US President Donald Trump said the US would not enforce a blockade of crude oil into Cuba as a loaded Russian tanker arrived on the Caribbean island. Russia said it was sending a “humanitarian shipment” of 100,000 tons of crude oil set to arrive on Monday, RIA Novosti reported, citing the Russian Ministry of Transport.
The sanctioned vessel Anatoly Kolodkin was reported waiting to unload shortly after Trump said he had “no problem” with a Russian crude tanker delivering fuel to Cuba. Speaking from Air Force One while returning to Washington from Mar-a-Lago, he said: “If a country wants to send some oil into Cuba right now, I have no problem with that, whether it’s Russia or not.”

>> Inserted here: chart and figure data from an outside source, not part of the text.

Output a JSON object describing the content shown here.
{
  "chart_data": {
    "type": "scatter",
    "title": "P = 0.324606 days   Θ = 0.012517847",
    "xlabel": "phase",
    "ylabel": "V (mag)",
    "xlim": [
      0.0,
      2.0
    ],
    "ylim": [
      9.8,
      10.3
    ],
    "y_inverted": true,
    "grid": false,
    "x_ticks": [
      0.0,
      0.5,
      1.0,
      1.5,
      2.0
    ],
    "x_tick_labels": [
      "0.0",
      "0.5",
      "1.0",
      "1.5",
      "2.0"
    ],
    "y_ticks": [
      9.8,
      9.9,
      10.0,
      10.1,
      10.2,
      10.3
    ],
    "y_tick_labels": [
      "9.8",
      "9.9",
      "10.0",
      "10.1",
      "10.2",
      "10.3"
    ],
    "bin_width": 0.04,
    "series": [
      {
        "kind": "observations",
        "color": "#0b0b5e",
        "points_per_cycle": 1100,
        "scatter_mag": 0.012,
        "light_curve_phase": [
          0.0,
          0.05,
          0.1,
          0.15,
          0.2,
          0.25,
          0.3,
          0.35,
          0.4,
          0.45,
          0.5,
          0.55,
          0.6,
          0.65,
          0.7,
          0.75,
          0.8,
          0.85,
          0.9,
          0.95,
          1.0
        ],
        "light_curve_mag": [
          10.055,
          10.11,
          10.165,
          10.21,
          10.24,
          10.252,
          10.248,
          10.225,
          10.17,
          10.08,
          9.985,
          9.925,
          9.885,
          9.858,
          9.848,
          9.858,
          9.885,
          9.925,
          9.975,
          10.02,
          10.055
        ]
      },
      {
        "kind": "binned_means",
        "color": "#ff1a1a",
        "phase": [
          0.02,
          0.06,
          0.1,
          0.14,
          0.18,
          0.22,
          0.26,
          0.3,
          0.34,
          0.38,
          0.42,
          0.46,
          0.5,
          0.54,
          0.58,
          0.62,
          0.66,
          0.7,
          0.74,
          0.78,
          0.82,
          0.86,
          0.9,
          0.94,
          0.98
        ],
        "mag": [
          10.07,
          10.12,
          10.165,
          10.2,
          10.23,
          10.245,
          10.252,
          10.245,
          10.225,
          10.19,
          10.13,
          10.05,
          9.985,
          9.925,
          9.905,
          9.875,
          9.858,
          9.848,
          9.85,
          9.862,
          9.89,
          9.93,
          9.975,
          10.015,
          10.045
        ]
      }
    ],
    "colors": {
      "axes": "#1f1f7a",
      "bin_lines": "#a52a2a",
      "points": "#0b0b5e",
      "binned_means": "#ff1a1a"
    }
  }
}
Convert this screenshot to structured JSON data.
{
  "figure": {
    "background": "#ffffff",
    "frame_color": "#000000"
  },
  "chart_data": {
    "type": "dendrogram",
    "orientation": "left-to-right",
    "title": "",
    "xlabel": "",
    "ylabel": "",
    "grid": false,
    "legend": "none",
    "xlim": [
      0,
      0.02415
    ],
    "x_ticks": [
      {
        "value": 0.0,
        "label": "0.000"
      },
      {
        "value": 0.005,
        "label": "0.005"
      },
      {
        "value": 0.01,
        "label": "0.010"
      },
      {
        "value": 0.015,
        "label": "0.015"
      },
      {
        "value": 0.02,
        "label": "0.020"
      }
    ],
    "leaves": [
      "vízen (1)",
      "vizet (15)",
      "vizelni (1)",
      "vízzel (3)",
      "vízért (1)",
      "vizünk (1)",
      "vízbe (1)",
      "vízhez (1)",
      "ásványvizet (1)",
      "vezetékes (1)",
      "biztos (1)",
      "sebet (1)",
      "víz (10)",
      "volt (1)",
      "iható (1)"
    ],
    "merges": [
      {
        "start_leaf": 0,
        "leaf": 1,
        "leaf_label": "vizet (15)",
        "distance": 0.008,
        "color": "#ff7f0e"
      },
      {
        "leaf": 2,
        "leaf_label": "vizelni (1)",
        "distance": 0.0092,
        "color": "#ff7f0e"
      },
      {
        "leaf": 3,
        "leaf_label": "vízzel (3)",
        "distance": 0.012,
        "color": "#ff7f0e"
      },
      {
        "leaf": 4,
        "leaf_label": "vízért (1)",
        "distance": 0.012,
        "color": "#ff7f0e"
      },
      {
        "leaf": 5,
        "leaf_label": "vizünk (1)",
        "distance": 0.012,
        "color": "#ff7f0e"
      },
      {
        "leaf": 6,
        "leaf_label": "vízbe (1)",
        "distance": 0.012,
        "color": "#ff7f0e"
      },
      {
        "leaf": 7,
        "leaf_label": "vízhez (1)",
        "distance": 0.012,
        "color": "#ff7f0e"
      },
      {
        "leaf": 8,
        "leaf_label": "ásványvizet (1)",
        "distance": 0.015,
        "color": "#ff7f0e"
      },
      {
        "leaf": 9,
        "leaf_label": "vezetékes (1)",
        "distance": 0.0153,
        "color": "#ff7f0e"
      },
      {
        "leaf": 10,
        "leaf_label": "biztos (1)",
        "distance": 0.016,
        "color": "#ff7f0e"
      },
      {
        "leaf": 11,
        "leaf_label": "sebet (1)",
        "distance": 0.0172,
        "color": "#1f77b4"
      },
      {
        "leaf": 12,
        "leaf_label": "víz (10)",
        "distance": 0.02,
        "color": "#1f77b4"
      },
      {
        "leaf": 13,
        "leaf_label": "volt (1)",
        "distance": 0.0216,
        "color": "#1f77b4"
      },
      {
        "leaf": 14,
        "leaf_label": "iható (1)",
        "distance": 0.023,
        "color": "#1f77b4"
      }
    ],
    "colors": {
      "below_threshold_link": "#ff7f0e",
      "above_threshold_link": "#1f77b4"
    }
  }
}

The arrival tests how far the Kremlin will go to aid its ally close to US territory, the Washington Post said. The Anatoly Kolodkin departed Primorsk on March 8 carrying around 730,000 barrels of crude.
The shipment is expected to provide major relief for Cuba, where President Miguel Díaz-Canel said the country had not received oil imports for three months, prompting strict rationing and a severe energy and power shortage. Cuba lost its main regional oil supplier and ally after the US captured Venezuela’s president Maduro; Trump later said he expected Cuba’s communist government to fall and threatened tariffs on any country that assists the island.
The Anatoly Kolodkin’s arrival comes amid sanctions on Russia by the US, EU and UK. Russian Energy Minister Sergei Tsivilev said last week that Moscow would continue supplying fuel to Cuba, a move framed as defiance of US restrictions.